AUGUSTA, Maine — A 644,000-square-foot hospital in Augusta, Maine, is the first health care facility in Maine and second in the nation to be built successfully to 2010 LEED gold for health care standards.
Opened last November, the MaineGeneral Medical Center is able to reduce the cost of energy consumption while creating a hospital environment that meets high benchmark standards for patient wellness as well as introduces multiple engineering initiatives.
“As a health care organization, it is incredibly important to us that we provide a safe, healthy facility and that we set a standard for ensuring a healthy environment now and into the future,” Chuck Hays, MaineGeneral Health president and CEO, said in a news release. “We want to be responsible stewards of our community.”
Sustainable elements for the project touch on four key components: energy, water, materials and air quality. For example, the hospital uses natural gas instead of fuel oil, which results in significant fuel savings. Additionally, LED lighting and high-efficiency light fixtures were installed throughout the facility. The hospital also incorporated lighting that automatically turns on when someone enters the room and turns off when it senses the room to be empty.

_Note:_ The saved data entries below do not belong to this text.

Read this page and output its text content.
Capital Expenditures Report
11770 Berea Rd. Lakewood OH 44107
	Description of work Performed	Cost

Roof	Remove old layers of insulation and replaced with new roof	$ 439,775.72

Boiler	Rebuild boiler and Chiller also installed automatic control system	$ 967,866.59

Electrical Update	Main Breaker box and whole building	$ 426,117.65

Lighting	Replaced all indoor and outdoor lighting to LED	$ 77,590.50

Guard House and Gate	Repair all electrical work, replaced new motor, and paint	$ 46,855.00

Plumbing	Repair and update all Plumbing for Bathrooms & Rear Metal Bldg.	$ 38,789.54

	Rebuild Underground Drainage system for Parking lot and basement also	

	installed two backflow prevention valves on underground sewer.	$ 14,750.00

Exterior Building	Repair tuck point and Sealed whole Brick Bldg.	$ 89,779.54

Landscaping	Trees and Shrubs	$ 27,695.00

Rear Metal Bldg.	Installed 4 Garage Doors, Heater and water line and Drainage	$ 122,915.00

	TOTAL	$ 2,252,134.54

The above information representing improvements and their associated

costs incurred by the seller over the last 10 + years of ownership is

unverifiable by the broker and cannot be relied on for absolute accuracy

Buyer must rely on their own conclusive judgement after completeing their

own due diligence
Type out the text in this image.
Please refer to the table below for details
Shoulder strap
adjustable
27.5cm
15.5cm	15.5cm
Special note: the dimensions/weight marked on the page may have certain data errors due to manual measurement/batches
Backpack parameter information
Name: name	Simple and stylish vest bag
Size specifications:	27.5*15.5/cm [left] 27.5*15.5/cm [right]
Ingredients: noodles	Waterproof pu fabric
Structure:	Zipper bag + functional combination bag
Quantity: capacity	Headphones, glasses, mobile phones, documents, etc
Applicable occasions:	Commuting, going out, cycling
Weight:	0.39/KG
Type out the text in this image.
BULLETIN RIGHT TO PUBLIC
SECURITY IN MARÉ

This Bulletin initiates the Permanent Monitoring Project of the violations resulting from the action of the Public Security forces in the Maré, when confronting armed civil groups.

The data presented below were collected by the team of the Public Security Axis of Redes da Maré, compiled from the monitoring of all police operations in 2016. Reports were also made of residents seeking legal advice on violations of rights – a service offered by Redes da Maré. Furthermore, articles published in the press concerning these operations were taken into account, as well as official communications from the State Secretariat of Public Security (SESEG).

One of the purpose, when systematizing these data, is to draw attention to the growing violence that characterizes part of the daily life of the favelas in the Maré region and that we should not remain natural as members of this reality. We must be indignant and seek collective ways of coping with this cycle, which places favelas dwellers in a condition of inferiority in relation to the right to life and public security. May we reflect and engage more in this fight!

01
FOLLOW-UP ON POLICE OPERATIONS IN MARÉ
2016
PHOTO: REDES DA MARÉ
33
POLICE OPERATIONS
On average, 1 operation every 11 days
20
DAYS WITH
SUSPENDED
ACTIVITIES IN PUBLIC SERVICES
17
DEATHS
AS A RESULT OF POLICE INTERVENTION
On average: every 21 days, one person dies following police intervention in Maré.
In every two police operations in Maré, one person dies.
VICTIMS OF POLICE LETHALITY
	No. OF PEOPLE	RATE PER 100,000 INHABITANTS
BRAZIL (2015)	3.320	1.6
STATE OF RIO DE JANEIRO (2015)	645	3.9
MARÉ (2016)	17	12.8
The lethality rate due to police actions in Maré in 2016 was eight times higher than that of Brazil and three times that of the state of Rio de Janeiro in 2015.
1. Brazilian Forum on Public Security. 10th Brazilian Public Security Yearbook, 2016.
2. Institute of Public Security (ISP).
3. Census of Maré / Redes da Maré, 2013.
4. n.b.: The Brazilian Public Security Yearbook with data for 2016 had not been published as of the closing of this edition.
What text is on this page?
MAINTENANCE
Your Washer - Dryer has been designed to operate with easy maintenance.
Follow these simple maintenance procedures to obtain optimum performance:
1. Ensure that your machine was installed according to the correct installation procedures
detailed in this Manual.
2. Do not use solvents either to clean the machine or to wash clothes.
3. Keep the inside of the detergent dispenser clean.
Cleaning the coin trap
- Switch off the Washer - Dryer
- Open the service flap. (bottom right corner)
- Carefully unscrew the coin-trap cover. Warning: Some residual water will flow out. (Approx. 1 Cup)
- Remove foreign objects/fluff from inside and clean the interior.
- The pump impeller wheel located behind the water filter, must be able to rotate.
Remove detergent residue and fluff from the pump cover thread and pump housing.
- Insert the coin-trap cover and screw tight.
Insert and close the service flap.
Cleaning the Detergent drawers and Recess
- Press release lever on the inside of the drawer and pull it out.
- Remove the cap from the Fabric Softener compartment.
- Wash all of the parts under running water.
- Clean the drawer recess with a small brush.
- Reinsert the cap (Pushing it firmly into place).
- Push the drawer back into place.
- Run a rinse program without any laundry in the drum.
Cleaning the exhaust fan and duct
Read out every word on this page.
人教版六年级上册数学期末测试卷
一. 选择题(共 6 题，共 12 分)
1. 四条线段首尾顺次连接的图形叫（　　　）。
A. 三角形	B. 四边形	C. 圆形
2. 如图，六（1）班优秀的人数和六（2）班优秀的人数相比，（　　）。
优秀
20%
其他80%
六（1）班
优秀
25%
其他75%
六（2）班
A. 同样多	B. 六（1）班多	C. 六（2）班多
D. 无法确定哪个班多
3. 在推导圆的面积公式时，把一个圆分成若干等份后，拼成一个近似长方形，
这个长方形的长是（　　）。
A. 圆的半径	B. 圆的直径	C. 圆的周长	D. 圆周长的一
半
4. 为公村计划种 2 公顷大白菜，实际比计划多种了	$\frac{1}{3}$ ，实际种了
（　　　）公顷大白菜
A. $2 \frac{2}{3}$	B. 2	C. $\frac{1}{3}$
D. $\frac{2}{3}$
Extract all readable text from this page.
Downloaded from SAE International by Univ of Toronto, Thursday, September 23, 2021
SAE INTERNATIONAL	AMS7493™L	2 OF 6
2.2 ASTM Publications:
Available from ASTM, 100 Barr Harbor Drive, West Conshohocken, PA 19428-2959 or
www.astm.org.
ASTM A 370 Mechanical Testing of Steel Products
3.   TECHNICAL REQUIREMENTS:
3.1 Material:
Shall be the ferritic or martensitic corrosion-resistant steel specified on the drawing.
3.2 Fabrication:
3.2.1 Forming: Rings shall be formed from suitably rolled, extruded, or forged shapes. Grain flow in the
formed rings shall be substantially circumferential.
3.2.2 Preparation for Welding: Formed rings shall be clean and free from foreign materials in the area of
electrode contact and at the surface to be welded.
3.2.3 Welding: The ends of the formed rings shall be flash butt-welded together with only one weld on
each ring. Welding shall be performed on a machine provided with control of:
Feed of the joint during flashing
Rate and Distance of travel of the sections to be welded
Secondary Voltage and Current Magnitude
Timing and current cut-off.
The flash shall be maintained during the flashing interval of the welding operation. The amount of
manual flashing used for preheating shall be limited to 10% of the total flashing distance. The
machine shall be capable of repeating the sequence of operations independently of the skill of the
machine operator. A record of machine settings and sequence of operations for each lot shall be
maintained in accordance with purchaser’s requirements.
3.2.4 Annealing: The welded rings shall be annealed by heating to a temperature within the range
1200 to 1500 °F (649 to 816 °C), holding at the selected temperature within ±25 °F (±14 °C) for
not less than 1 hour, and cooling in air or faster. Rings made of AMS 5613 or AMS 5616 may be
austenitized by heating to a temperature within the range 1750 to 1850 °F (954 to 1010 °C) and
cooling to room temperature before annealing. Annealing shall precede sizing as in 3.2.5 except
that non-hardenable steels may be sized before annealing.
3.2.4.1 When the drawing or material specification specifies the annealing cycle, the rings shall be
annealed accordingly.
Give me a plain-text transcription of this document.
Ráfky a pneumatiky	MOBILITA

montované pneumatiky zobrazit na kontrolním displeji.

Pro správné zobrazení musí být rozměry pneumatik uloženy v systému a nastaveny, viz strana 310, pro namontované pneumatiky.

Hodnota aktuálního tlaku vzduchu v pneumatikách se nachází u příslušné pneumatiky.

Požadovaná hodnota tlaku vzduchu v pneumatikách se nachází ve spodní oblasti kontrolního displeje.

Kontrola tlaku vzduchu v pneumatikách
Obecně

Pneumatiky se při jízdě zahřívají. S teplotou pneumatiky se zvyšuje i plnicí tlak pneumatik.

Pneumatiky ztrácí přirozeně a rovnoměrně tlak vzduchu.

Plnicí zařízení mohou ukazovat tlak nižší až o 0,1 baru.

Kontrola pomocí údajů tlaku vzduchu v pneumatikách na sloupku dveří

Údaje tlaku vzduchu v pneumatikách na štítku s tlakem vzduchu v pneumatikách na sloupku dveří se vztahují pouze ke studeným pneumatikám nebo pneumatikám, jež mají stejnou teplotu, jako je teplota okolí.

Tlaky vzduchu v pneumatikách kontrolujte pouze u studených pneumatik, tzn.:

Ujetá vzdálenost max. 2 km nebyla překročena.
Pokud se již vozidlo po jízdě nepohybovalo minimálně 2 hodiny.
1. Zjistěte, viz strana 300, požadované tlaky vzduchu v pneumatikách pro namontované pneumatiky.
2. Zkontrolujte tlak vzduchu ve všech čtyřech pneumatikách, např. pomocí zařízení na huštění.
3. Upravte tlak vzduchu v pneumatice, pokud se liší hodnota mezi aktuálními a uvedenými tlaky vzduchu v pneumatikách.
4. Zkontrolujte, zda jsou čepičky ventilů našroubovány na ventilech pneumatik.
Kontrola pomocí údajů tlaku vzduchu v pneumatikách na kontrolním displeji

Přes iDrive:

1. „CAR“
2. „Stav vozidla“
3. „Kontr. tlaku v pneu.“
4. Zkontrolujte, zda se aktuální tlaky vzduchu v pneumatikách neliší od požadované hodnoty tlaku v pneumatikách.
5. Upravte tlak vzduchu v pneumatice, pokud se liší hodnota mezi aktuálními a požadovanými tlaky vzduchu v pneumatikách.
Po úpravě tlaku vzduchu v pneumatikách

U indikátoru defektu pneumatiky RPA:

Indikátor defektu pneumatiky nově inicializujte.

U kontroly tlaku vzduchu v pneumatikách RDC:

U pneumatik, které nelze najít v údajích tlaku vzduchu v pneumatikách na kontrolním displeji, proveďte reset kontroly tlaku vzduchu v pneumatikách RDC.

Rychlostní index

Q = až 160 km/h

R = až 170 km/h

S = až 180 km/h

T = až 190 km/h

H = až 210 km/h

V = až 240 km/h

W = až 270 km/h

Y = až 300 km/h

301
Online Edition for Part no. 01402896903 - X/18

Outside, rainwater is collected, recycled and reprocessed, and water is reduced through minimizing the potable water requirements of the project’s medical equipment, building equipment and food waste systems.
There’s also no need to wax floors, because the hospital installed low-maintenance sheet vinyl and rubber flooring. What’s more, during construction the project team implemented an extensive recycling plan and successfully diverted more than 80 percent of construction waste from local landfills. Special attention was also given to recycle-based materials and materials sourced within a 500-mile radius.
To minimize toxins, odors and particles, the construction team established a Construction Air Quality Management Plan and only low-emitting paints, coatings, sealants, adhesives, and flooring systems were used.
The facility was completed in 36 months from the start of the design, finishing design and construction, which is a full 10 months ahead of the original schedule.
“Our initial goal was to achieve silver certification. But as we constantly looked for ways to improve efficiencies throughout the construction process, it became apparent that we would achieve enough points for the higher gold certification,” Hays said.
The hospital’s Integrated Project Delivery Team (IPD) consisted of owner MaineGeneral Medical Center, joint venture architectural firms SMRT and TRO/Jung Brannen Inc., and joint venture construction team HP Cummings Construction Company/Robins & Morton.